Diagnosing Food Allergy
The doctor will first take a careful history to determine what the offending food might be and whether the time between eating the food and the onset of symptoms suggests an allergic response. Possible investigations include skin prick tests, in which dilute solutions are made from foodstuffs. A drop of each solution is put on the skin, which is pricked with a needle; the skin is then monitored for a reaction. These tests are not always reliable because a significant number of people who test positive to a certain food will not have allergic symptoms when they eat it. However, negative results are more reliable and virtually rule out the possibility of allergy to the food tested.
In some cases of suspected food allergy, blood samples are taken and antibody levels to certain food proteins measured. Known as RAST tests, these investigations are less reliable than skin tests.
If a skin test or a RAST test for a particular food is positive and the diagnosis is backed up by the symptoms described, the food should be tested using a double-blind food challenge. In this test, responses are monitored to the food and to a placebo. These are presented in such a way that neither the patient nor the investigator knows which is which.
Diagnosing Food Intolerance
There is no specific group of tests to investigate food intolerance apart from testing for gluten and lactose intolerance. Often, the diagnosis is made from a description of the symptoms. However, in certain cases, such as lactose intolerance, specific tests may be appropriate.
Treatment for Food Allergy russian food store
The treatment aim for food allergies is to avoid the offending food. Antihistamines may be taken if the food is mistakenly ingested and severe swelling and shock (anaphylaxis) require medical urgent treatment with intravenous drugs. For this reason, people with known food allergies are given easy-to-use injectable doses of adrenaline (known as Epipens) to keep with them and use if the signs of an allergic reaction develop.
Food allergies and intolerances: why does it occur?
The symptoms of food allergies are caused by an abnormal or exaggerated immunological response to one or more proteins in a particular food. Various theories have been put forward to explain why food allergy develops in infancy rather than later in life. It has been suggested that babies have an immature immune system and that their stomachs produce less acidic juices, allowing more proteins to reach the small intestine and trigger allergic responses. The majority of food allergies tend to resolve in early childhood. However, some, such as peanut allergy, may be life-long.
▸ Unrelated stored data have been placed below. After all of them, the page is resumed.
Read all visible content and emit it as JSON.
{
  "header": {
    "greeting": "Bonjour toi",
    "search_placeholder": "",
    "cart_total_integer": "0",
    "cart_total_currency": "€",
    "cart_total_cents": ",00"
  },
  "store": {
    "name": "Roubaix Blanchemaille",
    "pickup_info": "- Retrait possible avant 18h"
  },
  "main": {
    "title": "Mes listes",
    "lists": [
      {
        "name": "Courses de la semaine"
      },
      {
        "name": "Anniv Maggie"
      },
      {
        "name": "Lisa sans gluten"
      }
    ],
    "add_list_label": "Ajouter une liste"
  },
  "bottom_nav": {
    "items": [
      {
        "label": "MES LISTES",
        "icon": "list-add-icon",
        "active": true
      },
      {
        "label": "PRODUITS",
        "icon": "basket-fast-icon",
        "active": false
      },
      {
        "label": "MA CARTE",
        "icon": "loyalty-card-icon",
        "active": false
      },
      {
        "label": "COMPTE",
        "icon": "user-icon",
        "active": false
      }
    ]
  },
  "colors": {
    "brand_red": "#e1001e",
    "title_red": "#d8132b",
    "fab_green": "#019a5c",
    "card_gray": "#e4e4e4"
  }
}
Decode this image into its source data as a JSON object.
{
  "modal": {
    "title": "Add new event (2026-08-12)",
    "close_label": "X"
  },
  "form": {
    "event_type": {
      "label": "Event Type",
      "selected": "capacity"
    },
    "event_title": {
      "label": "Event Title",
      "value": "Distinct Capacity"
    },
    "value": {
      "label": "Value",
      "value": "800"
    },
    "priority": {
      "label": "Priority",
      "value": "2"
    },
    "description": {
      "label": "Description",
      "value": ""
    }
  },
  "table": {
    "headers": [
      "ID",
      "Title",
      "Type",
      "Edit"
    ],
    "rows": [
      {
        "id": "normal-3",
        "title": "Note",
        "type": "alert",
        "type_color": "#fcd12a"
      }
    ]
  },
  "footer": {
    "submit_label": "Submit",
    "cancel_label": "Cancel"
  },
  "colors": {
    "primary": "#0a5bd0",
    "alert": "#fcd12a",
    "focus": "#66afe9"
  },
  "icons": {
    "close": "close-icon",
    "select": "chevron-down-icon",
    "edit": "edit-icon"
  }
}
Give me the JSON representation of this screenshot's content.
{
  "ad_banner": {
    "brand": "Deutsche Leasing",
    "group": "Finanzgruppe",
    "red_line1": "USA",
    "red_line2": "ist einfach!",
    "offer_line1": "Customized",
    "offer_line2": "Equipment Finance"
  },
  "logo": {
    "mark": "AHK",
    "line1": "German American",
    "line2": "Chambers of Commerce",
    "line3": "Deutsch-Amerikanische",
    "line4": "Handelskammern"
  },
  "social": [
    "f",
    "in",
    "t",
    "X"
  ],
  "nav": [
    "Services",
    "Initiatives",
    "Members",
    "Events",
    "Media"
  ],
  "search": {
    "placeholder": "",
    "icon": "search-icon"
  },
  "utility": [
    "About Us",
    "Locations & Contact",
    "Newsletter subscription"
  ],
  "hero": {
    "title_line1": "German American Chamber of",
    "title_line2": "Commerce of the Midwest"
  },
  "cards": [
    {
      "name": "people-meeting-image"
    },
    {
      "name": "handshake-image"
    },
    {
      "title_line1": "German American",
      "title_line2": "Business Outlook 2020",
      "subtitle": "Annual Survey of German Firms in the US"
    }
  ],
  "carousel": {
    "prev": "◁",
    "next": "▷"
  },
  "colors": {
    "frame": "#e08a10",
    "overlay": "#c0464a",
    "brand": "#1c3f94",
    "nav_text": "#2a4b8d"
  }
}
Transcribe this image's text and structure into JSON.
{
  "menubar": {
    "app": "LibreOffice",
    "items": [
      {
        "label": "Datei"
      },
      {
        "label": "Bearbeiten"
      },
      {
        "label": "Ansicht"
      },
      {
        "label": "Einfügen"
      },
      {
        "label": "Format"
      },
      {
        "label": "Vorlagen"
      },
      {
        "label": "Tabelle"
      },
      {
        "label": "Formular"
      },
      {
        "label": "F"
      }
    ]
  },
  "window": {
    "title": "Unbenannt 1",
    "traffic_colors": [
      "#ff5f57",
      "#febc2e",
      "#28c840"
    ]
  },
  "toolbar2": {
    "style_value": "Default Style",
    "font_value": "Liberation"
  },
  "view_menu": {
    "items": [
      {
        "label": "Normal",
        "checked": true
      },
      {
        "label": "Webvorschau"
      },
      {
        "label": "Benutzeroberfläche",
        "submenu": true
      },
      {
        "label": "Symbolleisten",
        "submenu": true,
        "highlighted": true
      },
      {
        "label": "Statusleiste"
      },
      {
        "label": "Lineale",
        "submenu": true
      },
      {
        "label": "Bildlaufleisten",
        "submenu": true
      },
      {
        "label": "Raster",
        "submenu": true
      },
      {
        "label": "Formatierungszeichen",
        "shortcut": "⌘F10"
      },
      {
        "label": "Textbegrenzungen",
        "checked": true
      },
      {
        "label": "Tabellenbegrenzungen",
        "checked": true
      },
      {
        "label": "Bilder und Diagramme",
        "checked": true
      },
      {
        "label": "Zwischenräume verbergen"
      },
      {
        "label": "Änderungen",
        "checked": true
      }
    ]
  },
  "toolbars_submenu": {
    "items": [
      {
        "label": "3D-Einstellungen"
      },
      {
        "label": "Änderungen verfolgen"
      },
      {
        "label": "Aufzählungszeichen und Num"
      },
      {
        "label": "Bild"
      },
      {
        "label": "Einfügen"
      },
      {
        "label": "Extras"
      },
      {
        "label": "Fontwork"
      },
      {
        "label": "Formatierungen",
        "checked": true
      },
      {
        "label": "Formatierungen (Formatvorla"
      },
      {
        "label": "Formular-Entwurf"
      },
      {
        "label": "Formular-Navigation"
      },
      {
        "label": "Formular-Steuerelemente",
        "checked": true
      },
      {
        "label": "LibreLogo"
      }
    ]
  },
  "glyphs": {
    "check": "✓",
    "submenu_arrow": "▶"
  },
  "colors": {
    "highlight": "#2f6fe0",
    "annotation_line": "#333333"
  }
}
Food allergy seems to be more common in children with other atopic conditions, such as asthma and eczema. Relatively few foods are responsible for the majority of allergic reactions. Common allergenic foods include cow’s milk, eggs, peanuts, tree nuts, fish and shellfish.
Food Intolerances may have a variety of causes, including a lack of certain chemicals in the body. One example of this is lactose intolerance. It is caused by insufficient amounts of the enzyme lactase, which is needed to break down the sugar lactose found in milk. Lactose intolerance is common in people of Afro-Caribbean, Asian and Mediterranean descent and it also seems that as people grow older they produce less lactase and therefore may be more likely to develop lactose intolerance.